For Avi Horwitz, president of the 234-unit Toulaine Owners Corporation on West 67th Street, not being able to spend large sums of money without the majority approval of the shareholders is a lesson in frustration. Currently, the board has to fund a lobby and hallway renovation. But, because the project will cost more than the bylaws spending cap of $250,000, the board has had to move incrementally, getting shareholder approval at each stage of the project.
First, the board had to negotiate the contract. Then, it had to do a design and get shareholder approval. Now, it has to wait for the contractor to start work. The project should have begun in the spring, but has been delayed for three or four months. “I don’t see the purpose of a spending cap,” complains Horwitz. “It forces us to delay the project and go to the shareholders and get their approval, so we can proceed with the project.”
What should a co-op board do when it has a big expenditure and can’t access the money without the approval of the shareholders? For some cooperatives, like Horwitz’s, how they spend money still falls within the purview of the other shareholders. Either it is written into the building’s bylaws or the proprietary lease that the board cannot spend over a set spending limit without the majority approval of the shareholders.
Such limits usually grow out of a concern over runaway costs. Several years ago, after Horwitz’s board completed an expensive but necessary window replacement, a number of the shareholders complained about the cost of the repairs. The result? When it came time for the board members to update the bylaws, one of the directors urged a spending cap, to ward off future complaints about spending. The logic of the bylaw was, “We trust ourselves, not the people coming after us,” maintains Horwitz. The vote carried four to three on the amended bylaws, including the spending limit. Horwitz voted against the changes.
According to Mark Axinn, a partner in the law firm of Brill & Meisel, spending caps “are absolutely legal, so long as they are authorized by corporate documents.”

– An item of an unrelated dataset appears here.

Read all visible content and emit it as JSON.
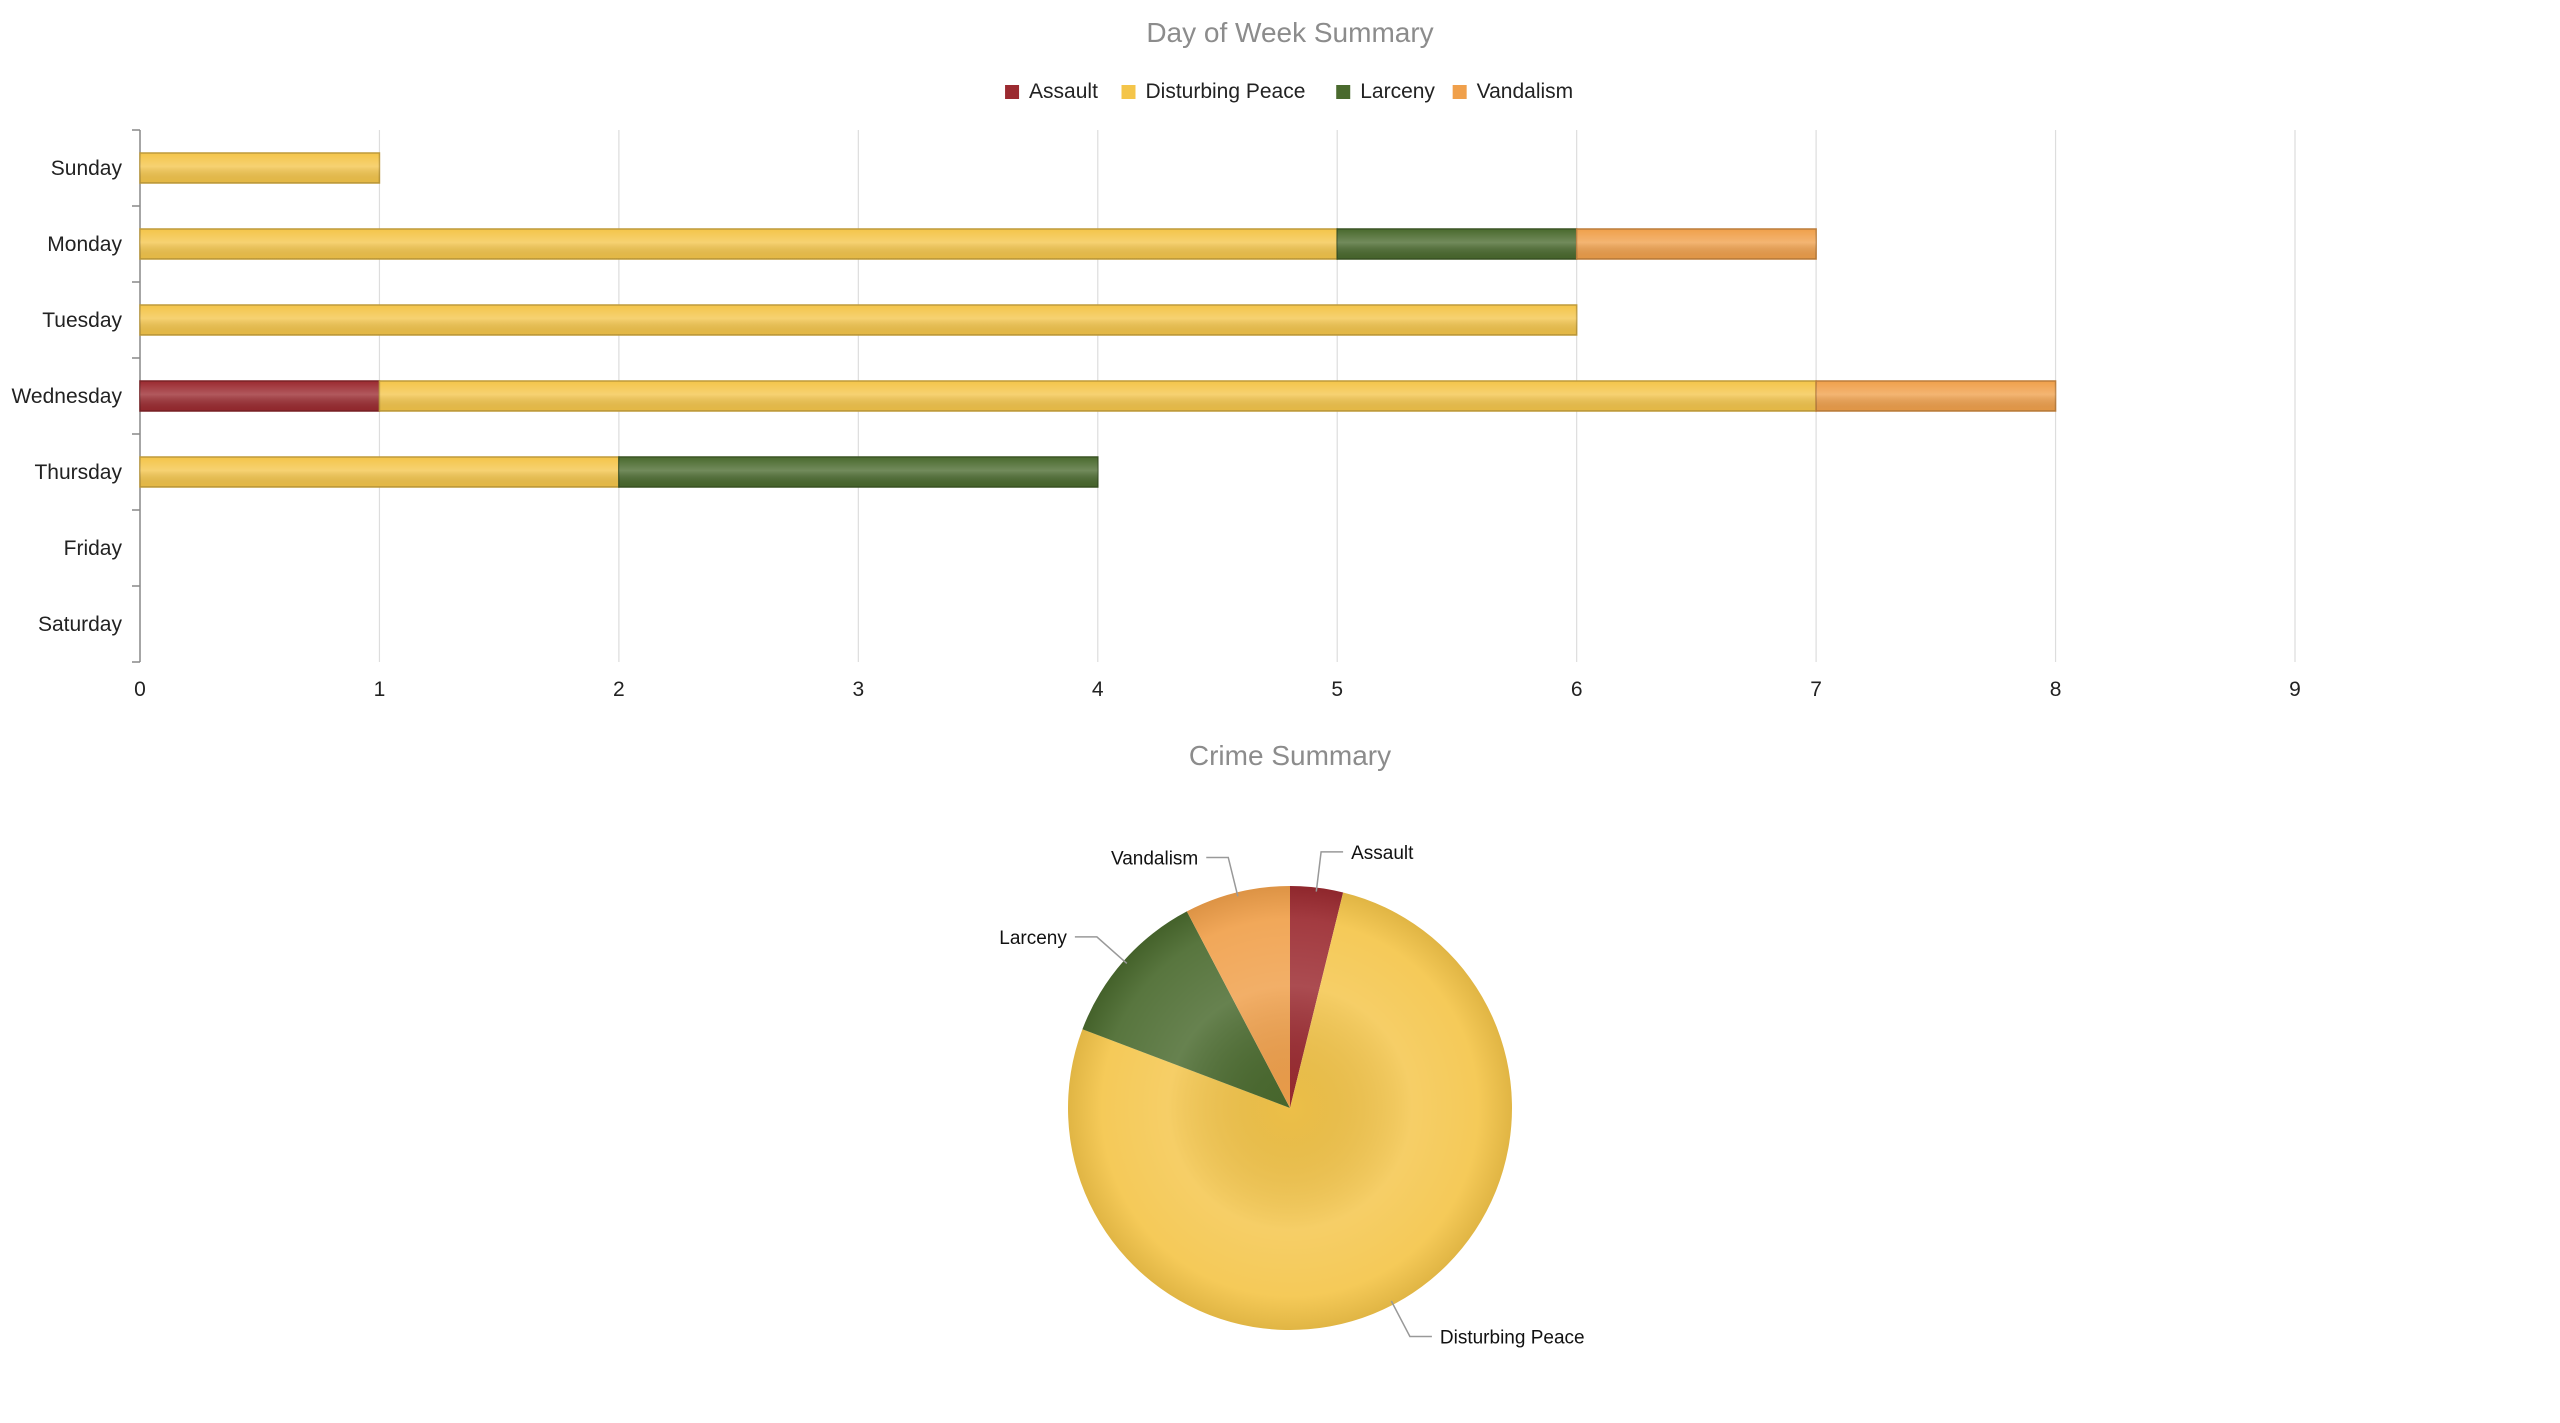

While such limits are most frequently found in the corporate documents of a condominium, they occasionally crop up in cooperatives, too. “They will have a spending cap in the bylaws that states that the board of directors can spend up to a certain figure for capital expenditures without shareholder approval. I have no objection at all, but, from a purely logistical point of view, if a board wants to do a major capital improvement, and it has a spending cap, then they have to go out and get proxies, and that, sometimes, is a logistical nightmare.”

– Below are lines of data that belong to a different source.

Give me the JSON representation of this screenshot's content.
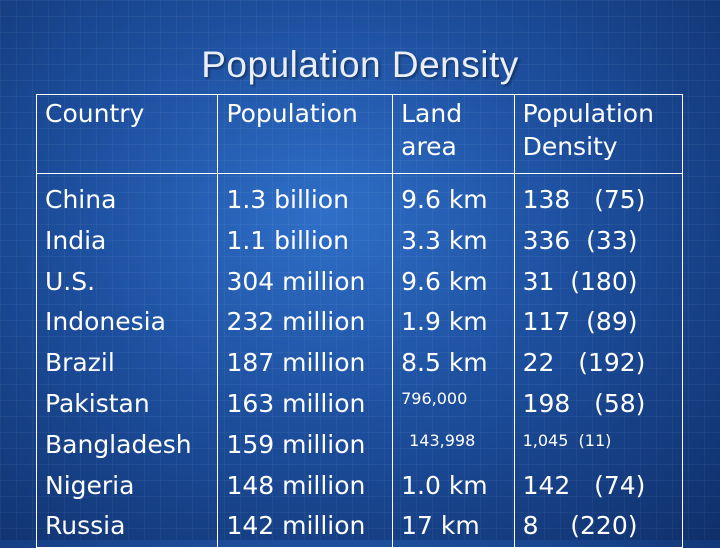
{
  "slide": {
    "title": "Population Density"
  },
  "table": {
    "headers": [
      "Country",
      "Population",
      "Land\narea",
      "Population\nDensity"
    ],
    "rows": [
      {
        "country": "China",
        "population": "1.3 billion",
        "land": "9.6 km",
        "density": "138   (75)"
      },
      {
        "country": "India",
        "population": "1.1 billion",
        "land": "3.3 km",
        "density": "336  (33)"
      },
      {
        "country": "U.S.",
        "population": "304 million",
        "land": "9.6 km",
        "density": "31  (180)"
      },
      {
        "country": "Indonesia",
        "population": "232 million",
        "land": "1.9 km",
        "density": "117  (89)"
      },
      {
        "country": "Brazil",
        "population": "187 million",
        "land": "8.5 km",
        "density": "22   (192)"
      },
      {
        "country": "Pakistan",
        "population": "163 million",
        "land": "796,000",
        "density": "198   (58)"
      },
      {
        "country": "Bangladesh",
        "population": "159 million",
        "land": "143,998",
        "density": "1,045  (11)"
      },
      {
        "country": "Nigeria",
        "population": "148 million",
        "land": "1.0 km",
        "density": "142   (74)"
      },
      {
        "country": "Russia",
        "population": "142 million",
        "land": "17 km",
        "density": "8    (220)"
      }
    ]
  }
}
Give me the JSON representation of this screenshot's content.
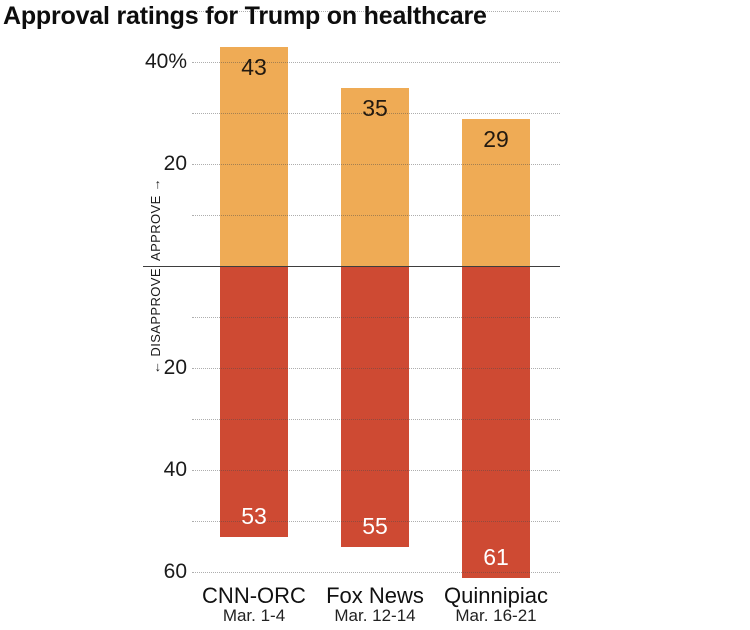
{
  "axis": {
    "approve_label": "APPROVE →",
    "disapprove_label": "← DISAPPROVE"
  },
  "colors": {
    "approve_bar": "#efab55",
    "disapprove_bar": "#ce4a33",
    "approve_value_text": "#231a10",
    "disapprove_value_text": "#ffffff",
    "gridline": "#9b9b9b",
    "zero_line": "#3e3e3e",
    "title_text": "#0d0d0d"
  },
  "chart_data": {
    "type": "bar",
    "variant": "diverging-vertical",
    "title": "Approval ratings for Trump on healthcare",
    "categories": [
      "CNN-ORC",
      "Fox News",
      "Quinnipiac"
    ],
    "category_sublabels": [
      "Mar. 1-4",
      "Mar. 12-14",
      "Mar. 16-21"
    ],
    "series": [
      {
        "name": "Approve",
        "direction": "up",
        "color": "#efab55",
        "label_color": "#231a10",
        "values": [
          43,
          35,
          29
        ]
      },
      {
        "name": "Disapprove",
        "direction": "down",
        "color": "#ce4a33",
        "label_color": "#ffffff",
        "values": [
          53,
          55,
          61
        ]
      }
    ],
    "axis_labels": {
      "up": "APPROVE →",
      "down": "← DISAPPROVE"
    },
    "gridlines": [
      {
        "side": "approve",
        "value": 50,
        "label": ""
      },
      {
        "side": "approve",
        "value": 40,
        "label": "40%"
      },
      {
        "side": "approve",
        "value": 30,
        "label": ""
      },
      {
        "side": "approve",
        "value": 20,
        "label": "20"
      },
      {
        "side": "approve",
        "value": 10,
        "label": ""
      },
      {
        "side": "disapprove",
        "value": 10,
        "label": ""
      },
      {
        "side": "disapprove",
        "value": 20,
        "label": "20"
      },
      {
        "side": "disapprove",
        "value": 30,
        "label": ""
      },
      {
        "side": "disapprove",
        "value": 40,
        "label": "40"
      },
      {
        "side": "disapprove",
        "value": 50,
        "label": ""
      },
      {
        "side": "disapprove",
        "value": 60,
        "label": "60"
      }
    ],
    "ylim_up": [
      0,
      50
    ],
    "ylim_down": [
      0,
      62
    ],
    "grid": true,
    "legend": false
  }
}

The president of a ten-unit Queens co-op knows what he means. She says that problems of requiring majority shareholder approval are making her think it may be time to update her cooperative’s house rules. Since the building was constructed in the 1930s, each successive board has abided by a rule that says that it can spend no more than $200 on “miscellaneous” items without majority approval by all the shareholders. Over the decades, that rule has been interpreted to read that no money over $200 can be spent on major repairs without a majority of the shareholders’ okay.
On the one hand, because it is a small co-op and most of the shareholders are retired, getting information to everyone and collecting proxies or having a vote is not difficult. On the other hand, some decisions can’t wait for everyone to vote because time is of the essence. For example, when the building’s balustrades were threatening to fall off, the board had to quickly round up all the shareholders. And, although approval was obtained, one shareholder voted against the project because she didn’t like the engineer.
What happens if a majority of shareholders refuses to authorize spending on capital repairs – or if the board can’t get enough proxies to approve the repairs? “If they can’t get approval, they can go to court,” says Richard Siegler, a partner in the law firm of Stroock & Stroock & Lavan. However, this is a hugely unwieldy and potentially expensive remedy.
A better solution, say some attorneys, is to educate the shareholders: they need to understand that the fiduciary duty of a board is to manage the property as it sees fit. “At the end of the day, the board has to run the building,” explains Siegler. “To the extent they can’t spend the money [on capital repairs], that provision would be a derogation of their duties as directors.”
Horwitz, the co-op president, couldn’t agree more. As he sees it, spending limits prevent directors from doing their jobs effectively. “If a building elects people to manage the building, and you elect based on trust and there is a fiduciary responsibility to care for the building,” he says, “it is going to cost us time and money and aggravation [to do the job correctly]. You can’t elect people you think will do the job properly and then tie their hands.”